Invitrocue is a life sciences company providing healthcare bio-analytics solutions for the pharmaceutical and medical industries. As its name suggests, the company specializes in in-vitro cell-based testing technologies and image analytics software for use in digital pathology.
Founded in 2013 by Dr Steven Fang and Professor Hanry Yu, Invitrocue’s business model provides fee-for-service testing of new drugs, vaccines, therapeutics and cosmetics for biopharmaceutical clients. It also earns revenues from its digital pathology business, which scans and digitises physical tissue slides for pathologists around the world to access via an online portal, and analyses the slides via its proprietary image analysis software and algorithms.
Recently, InvitroCue entered the oncology (cancer) drug testing market. It has developed Onco-PDOTM, which stands for ‘oncology patient-derived organoid’. This offers 3D cell-based scaffolding technology that mimics human organ samples, alongside proprietary processes that enable the culturing of patient-derived cancer cells (organoids) in laboratories. These can be used for testing to support clinical decision-making against a panel of approved drugs and new drug candidates – an important enabler for ‘personalised medicine’.
This new platform helps pharmaceutical companies, medical researchers and academic institutions understand the impact of cancer treatments (both approved drugs and new drug candidates) prior to conducting time-consuming and expensive clinical trials. It also supports assessment of the effects of new and FDA-approved drugs on individuals before they are actually administered, reducing risk.
The company’s core technology, consisting of three patent families, was originally spun out of Singapore’s Agency for Science, Technology and Research (A*STAR) and developed in partnership with the National University of Singapore (NUS).
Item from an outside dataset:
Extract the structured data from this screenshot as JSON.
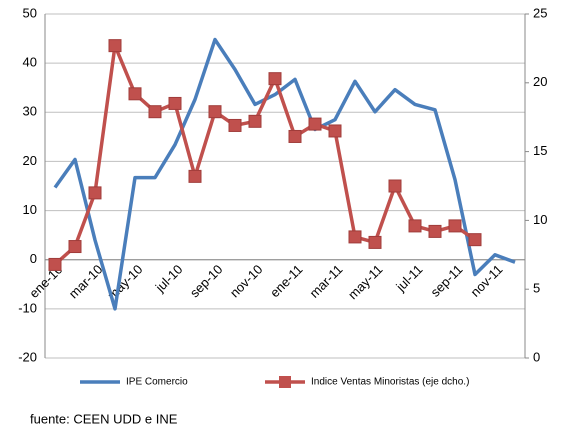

Collaboration with leading biopharmaceutical clients and scientific collaborators remains an important aspect of Invitrocue’s activities.
Invitrocue also conducts in-house R&D, which will lead onto new patent applications – a route that is of considerable interest to the company, as a means of strengthening its negotiating position and “protecting itself from pharmaceutical companies.”
The company recently became listed on the Stock Exchange. As part of this process, it was important for all of its IP to be disclosed and explained, as part of the prospectus for investors. This awareness of the company’s asset value is also very important in internal decision-making and strategy development.
Companies often face challenges deciding when to file for patent protection: it needs to be early enough to provide the earliest possible date of protection over competitors, but not so early that you run out of money to support the application, or don’t have enough information to support the patent filing rules.
Invitrocue’s preferred option is now to file a provisional patent application when it has sufficient data, but before entering into any commercial negotiations, so that the company can prove its entitlement to the IP should any disagreement arise later. In essence, the patent application can ring fence the company’s ‘background IP’ brought to the table at the outset of any collaboration.
Invitrocue is actively considering alternative partnering and commercialisation options in order to ‘by-pass’ the difficult discussions it often has with pharma companies, who are proving possessive of any IP involving novel target discovery using Invitrocue’s platforms. Instead, in terms of consumer health, Invitrocue has focused on a service-based model, working directly with oncologists. It has gone as far as setting up its Chinese subsidiary, Invitrocue Suzhou, where the market for personalized medicine is large and it is easier for Invitrocue to exercise a greater degree of influence and control over sensitive matters such as publication timings.
Invitrocue has also developed a number of bio-analytical assays. The company has not routinely filed for patent protection for these assays, which they believe are “difficult to patent”; they also feel that the interpretation of the assays, rather than the assays themselves, are the most valuable element. They are acutely aware of the need to publish by academic collaborators, which makes it difficult to maintain the desired level of secrecy.
The solution the company has settled on is to exercise careful control over the data that is ultimately published in peer reviewed journals, to ensure that the most commercially sensitive elements are not disclosed. The company is acutely aware of the need to maintain secrecy, and whilst most staff have access to proprietary assays, there is a ‘black box’ known only to select members of staff where information regarding really sensitive material is kept – for example, the secret constituents of growth factors used to grow oncology tissue samples in proprietary oncology assays.